Justice Ginsburg treated for malignant tumor on pancreas, Supreme Court says
WASHINGTON (AP) - Justice Ruth Bader Ginsburg has completed radiation therapy for a cancerous tumor on her pancreas and there is no evidence of the disease remaining, the Supreme Court said Friday.
It is the fourth time that the 86-year-old justice has announced that she has been treated for cancer and follows lung cancer surgery in December that kept her away from the court for weeks. December's surgery was her first illness-related absence from the court since being appointed by President Bill Clinton in 1993 and prompted even closer attention to her health.
As the court's oldest member, Ginsburg has been asked questions for years about her health and how long she plans to stay on the court, even as she's attracted particularly enthusiastic fans as the leader of the liberal wing of a court, which includes four members appointed by Democratic presidents and five by Republicans. Both liberals and conservatives watch her health closely because it's understood the court would shift right for decades if President Donald Trump were to get the ability to nominate someone to replace her.
The court did not disclose Ginsburg was being treated for a tumor until the treatment was complete. It said in a statement Friday that a biopsy performed July 31 confirmed a localized malignant tumor. Ginsburg underwent a three-week course of radiation therapy and as part of her treatment had a bile duct stent placed, it said. The court said Ginsburg "tolerated treatment well" and does not need any additional treatment but will continue to have periodic blood tests and scans.
The tumor was "treated definitively and there is no evidence of disease elsewhere in the body," the court said.
The statement did not say if the new tumor is a recurrence of the pancreatic cancer Ginsburg was diagnosed with in 2009, or a new cancer that arose. She was also treated for colorectal cancer in 1999.
"It's certainly not unheard of for the cancer to come back," but it's a more dire situation if it's that rather than a new tumor that was found early enough for effective treatment, said Dr. Michael Pishvaian, a pancreatic specialist at the University of Texas MD Anderson Cancer Center who had no first-hand knowledge of Ginsburg's care.
Pancreatic tumors are usually treated with surgery, but she or her doctors may have chosen not to do that for various reasons, and radiation is a standard treatment if surgery is not done, Pishvaian said.
Dr. Alan Venook, a University of California, San Francisco, pancreatic cancer specialist who also has no direct knowledge of Ginsburg's case, said it's not possible to know much about her outlook without details from her doctors.
If it is a recurrence that took a decade to form, "that tells me it's not a very aggressive cancer," he said. If the cancer is truly limited to the pancreas, "it could have been managed perfectly well with radiation," he said.

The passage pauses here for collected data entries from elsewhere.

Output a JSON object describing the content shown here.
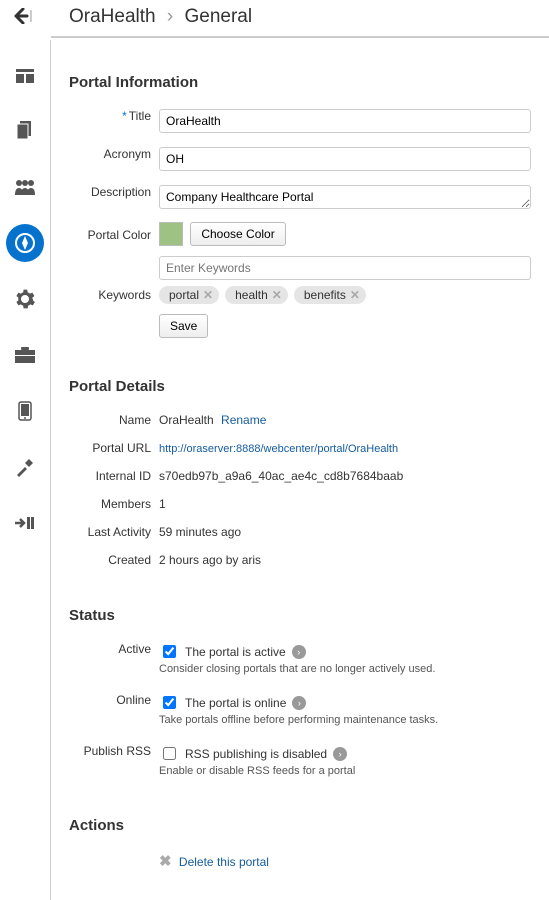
{
  "breadcrumb": {
    "parent": "OraHealth",
    "current": "General"
  },
  "nav": {
    "items": [
      {
        "name": "dashboard-icon"
      },
      {
        "name": "pages-icon"
      },
      {
        "name": "members-icon"
      },
      {
        "name": "compass-icon"
      },
      {
        "name": "settings-icon"
      },
      {
        "name": "toolbox-icon"
      },
      {
        "name": "mobile-icon"
      },
      {
        "name": "build-icon"
      },
      {
        "name": "import-icon"
      }
    ]
  },
  "portal_info": {
    "heading": "Portal Information",
    "title_label": "Title",
    "title_value": "OraHealth",
    "acronym_label": "Acronym",
    "acronym_value": "OH",
    "description_label": "Description",
    "description_value": "Company Healthcare Portal",
    "color_label": "Portal Color",
    "color_value": "#9dc284",
    "choose_color_label": "Choose Color",
    "keywords_label": "Keywords",
    "keywords_placeholder": "Enter Keywords",
    "keywords": [
      "portal",
      "health",
      "benefits"
    ],
    "save_label": "Save"
  },
  "portal_details": {
    "heading": "Portal Details",
    "name_label": "Name",
    "name_value": "OraHealth",
    "rename_label": "Rename",
    "url_label": "Portal URL",
    "url_value": "http://oraserver:8888/webcenter/portal/OraHealth",
    "internal_id_label": "Internal ID",
    "internal_id_value": "s70edb97b_a9a6_40ac_ae4c_cd8b7684baab",
    "members_label": "Members",
    "members_value": "1",
    "last_activity_label": "Last Activity",
    "last_activity_value": "59 minutes ago",
    "created_label": "Created",
    "created_value": "2 hours ago by aris"
  },
  "status": {
    "heading": "Status",
    "active_label": "Active",
    "active_text": "The portal is active",
    "active_help": "Consider closing portals that are no longer actively used.",
    "online_label": "Online",
    "online_text": "The portal is online",
    "online_help": "Take portals offline before performing maintenance tasks.",
    "rss_label": "Publish RSS",
    "rss_text": "RSS publishing is disabled",
    "rss_help": "Enable or disable RSS feeds for a portal"
  },
  "actions": {
    "heading": "Actions",
    "delete_label": "Delete this portal"
  }
}
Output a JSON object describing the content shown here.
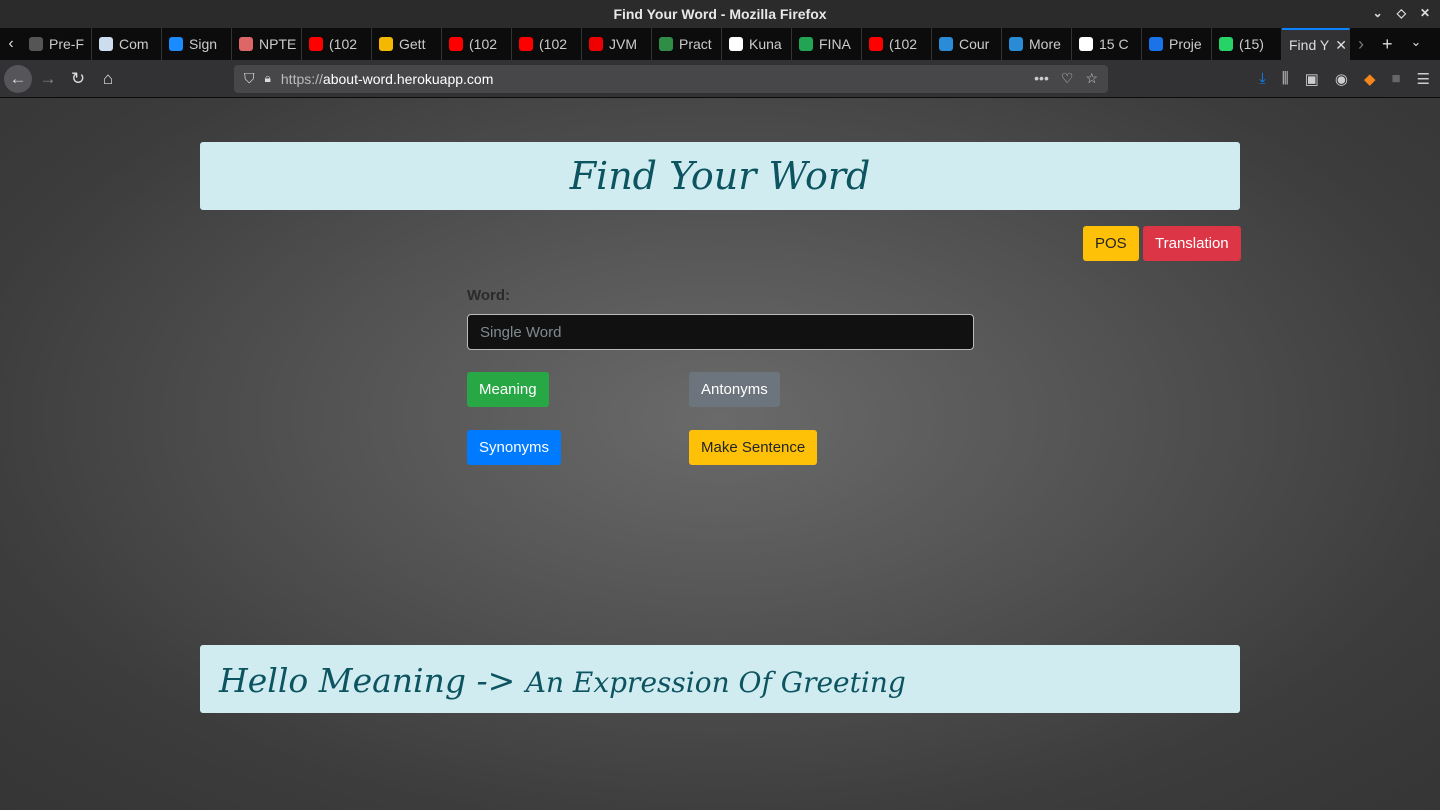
{
  "window": {
    "title": "Find Your Word - Mozilla Firefox"
  },
  "tabs": [
    {
      "label": "Pre-F",
      "color": "#555"
    },
    {
      "label": "Com",
      "color": "#cde"
    },
    {
      "label": "Sign",
      "color": "#1a8cff"
    },
    {
      "label": "NPTE",
      "color": "#d66"
    },
    {
      "label": "(102",
      "color": "#f00"
    },
    {
      "label": "Gett",
      "color": "#f5b800"
    },
    {
      "label": "(102",
      "color": "#f00"
    },
    {
      "label": "(102",
      "color": "#f00"
    },
    {
      "label": "JVM",
      "color": "#e00"
    },
    {
      "label": "Pract",
      "color": "#2f8d46"
    },
    {
      "label": "Kuna",
      "color": "#fff"
    },
    {
      "label": "FINA",
      "color": "#23a455"
    },
    {
      "label": "(102",
      "color": "#f00"
    },
    {
      "label": "Cour",
      "color": "#2a8bd6"
    },
    {
      "label": "More",
      "color": "#2a8bd6"
    },
    {
      "label": "15 C",
      "color": "#fff"
    },
    {
      "label": "Proje",
      "color": "#1a73e8"
    },
    {
      "label": "(15)",
      "color": "#25d366"
    }
  ],
  "active_tab": {
    "label": "Find Y"
  },
  "url": {
    "prefix": "https://",
    "host": "about-word.herokuapp.com"
  },
  "header": {
    "title": "Find Your Word"
  },
  "buttons": {
    "pos": "POS",
    "translation": "Translation",
    "meaning": "Meaning",
    "antonyms": "Antonyms",
    "synonyms": "Synonyms",
    "make_sentence": "Make Sentence"
  },
  "form": {
    "label": "Word:",
    "placeholder": "Single Word",
    "value": ""
  },
  "result": {
    "word": "Hello Meaning ->",
    "meaning": "An Expression Of Greeting"
  },
  "colors": {
    "warning": "#ffc107",
    "danger": "#dc3545",
    "success": "#28a745",
    "secondary": "#6c757d",
    "primary": "#007bff",
    "info_bg": "#d1ecf1"
  }
}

The court said Ginsburg canceled an annual summer visit to Santa Fe but otherwise maintained an active schedule during treatment. She is scheduled to speak in Buffalo next week and at the Library of Congress National Book Festival in Washington at the end of the month.

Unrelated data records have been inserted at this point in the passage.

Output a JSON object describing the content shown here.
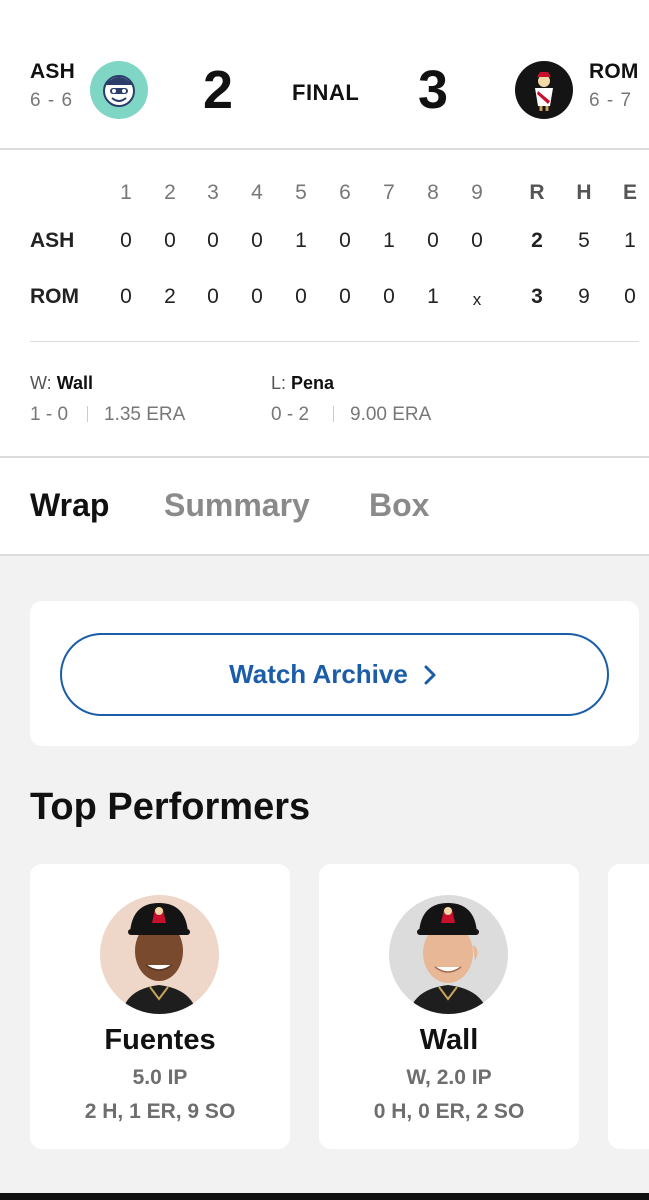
{
  "game": {
    "away": {
      "abbr": "ASH",
      "record": "6 - 6",
      "score": "2",
      "logo_icon": "ash-team-logo",
      "color": "#7fd6c4"
    },
    "home": {
      "abbr": "ROM",
      "record": "6 - 7",
      "score": "3",
      "logo_icon": "rom-team-logo",
      "color": "#141414"
    },
    "status": "FINAL"
  },
  "linescore": {
    "innings": [
      "1",
      "2",
      "3",
      "4",
      "5",
      "6",
      "7",
      "8",
      "9"
    ],
    "totals_headers": [
      "R",
      "H",
      "E"
    ],
    "rows": [
      {
        "team": "ASH",
        "innings": [
          "0",
          "0",
          "0",
          "0",
          "1",
          "0",
          "1",
          "0",
          "0"
        ],
        "totals": [
          "2",
          "5",
          "1"
        ]
      },
      {
        "team": "ROM",
        "innings": [
          "0",
          "2",
          "0",
          "0",
          "0",
          "0",
          "0",
          "1",
          "x"
        ],
        "totals": [
          "3",
          "9",
          "0"
        ]
      }
    ]
  },
  "pitchers": {
    "win": {
      "label": "W:",
      "name": "Wall",
      "record": "1 - 0",
      "era": "1.35 ERA"
    },
    "loss": {
      "label": "L:",
      "name": "Pena",
      "record": "0 - 2",
      "era": "9.00 ERA"
    }
  },
  "tabs": [
    {
      "label": "Wrap",
      "active": true
    },
    {
      "label": "Summary",
      "active": false
    },
    {
      "label": "Box",
      "active": false
    }
  ],
  "watch": {
    "label": "Watch Archive",
    "icon": "chevron-right-icon",
    "color": "#1b5da8"
  },
  "top_performers": {
    "title": "Top Performers",
    "players": [
      {
        "name": "Fuentes",
        "line1": "5.0 IP",
        "line2": "2 H, 1 ER, 9 SO",
        "bg": "#eed7c9"
      },
      {
        "name": "Wall",
        "line1": "W, 2.0 IP",
        "line2": "0 H, 0 ER, 2 SO",
        "bg": "#dcdcdc"
      }
    ]
  }
}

Before Friday's announcement, Ginsburg's most recent known health scare was in December, when she had surgery for lung cancer. The cancerous growths were found when Ginsburg underwent medical tests after she fell in her court office and broke three ribs in November. Ginsburg was absent from the court in January as she recovered from surgery and missed six days on which the court heard a total of 11 arguments. But she returned to the bench in February, and participated in the court's work during her absence.